The Daytona News-Journal
July 8, 2019
Over the decades, many full-of-themselves lawmakers have buckled under the steely weight of Barbara Petersen’s gaze. Or maybe it’s her mastery of the Sternly Worded Letter that does the trick.
Both are backed by the inarguable reality that Petersen is one of the top open-government lawyers in the nation. As president of Florida’s First Amendment Foundation, she’s spent more than 25 years fighting off attempts by elected officials to conduct public business behind closed doors, while defending Floridians’ right to access public records, providing training in Sunshine-law compliance and finding attorneys for individuals forced to fight for access to records or meetings.
Even though she recently announced plans to retire at the end of 2019, her influence will make Florida government stronger and more accountable for a long time to come.
She’s not always successful, of course. Sometimes she thinks she has a deal, only to find she’s been double-crossed. And over the past years, politicians have grown increasingly brazen about shutting out the public.

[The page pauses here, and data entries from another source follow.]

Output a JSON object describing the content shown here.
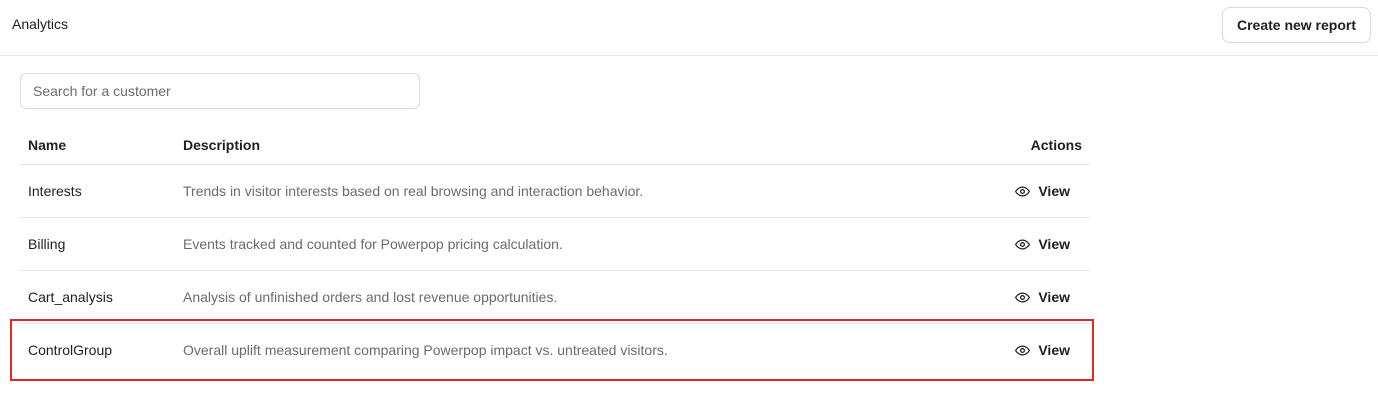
{
  "header": {
    "title": "Analytics",
    "create_button_label": "Create new report"
  },
  "search": {
    "placeholder": "Search for a customer",
    "value": ""
  },
  "table": {
    "columns": {
      "name": "Name",
      "description": "Description",
      "actions": "Actions"
    },
    "rows": [
      {
        "name": "Interests",
        "description": "Trends in visitor interests based on real browsing and interaction behavior.",
        "action_label": "View",
        "action_icon": "eye-icon"
      },
      {
        "name": "Billing",
        "description": "Events tracked and counted for Powerpop pricing calculation.",
        "action_label": "View",
        "action_icon": "eye-icon"
      },
      {
        "name": "Cart_analysis",
        "description": "Analysis of unfinished orders and lost revenue opportunities.",
        "action_label": "View",
        "action_icon": "eye-icon"
      },
      {
        "name": "ControlGroup",
        "description": "Overall uplift measurement comparing Powerpop impact vs. untreated visitors.",
        "action_label": "View",
        "action_icon": "eye-icon"
      }
    ]
  },
  "highlight": {
    "color": "#d92b2b",
    "target_row": 3
  }
}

Petersen is entrusted with the collective voice of nearly every media outlet in Florida, and the moral authority that comes from looking out for the interests of the people to monitor their own government. And she can back her play with the strong protections set out in the state constitution. Those require any public-records exemption or closed meeting to serve a narrowly defined purpose, and go only as far as needed to achieve that end.
Still, that doesn’t stop lawmakers from trying, again and again, to block the public’s right to information — as Petersen puts it, “They just keep popping up like Whack-a-Mole.”
The number of exemptions to Florida’s laws has reached 1,130 as of the recent legislative session. Some pass muster, addressing items — such as Social Security numbers of public employees or clients of public agencies— that need to be protected. Others are not. Petersen is frequently frustrated by attempts to block information in one agency’s records when the same information is readily available elsewhere.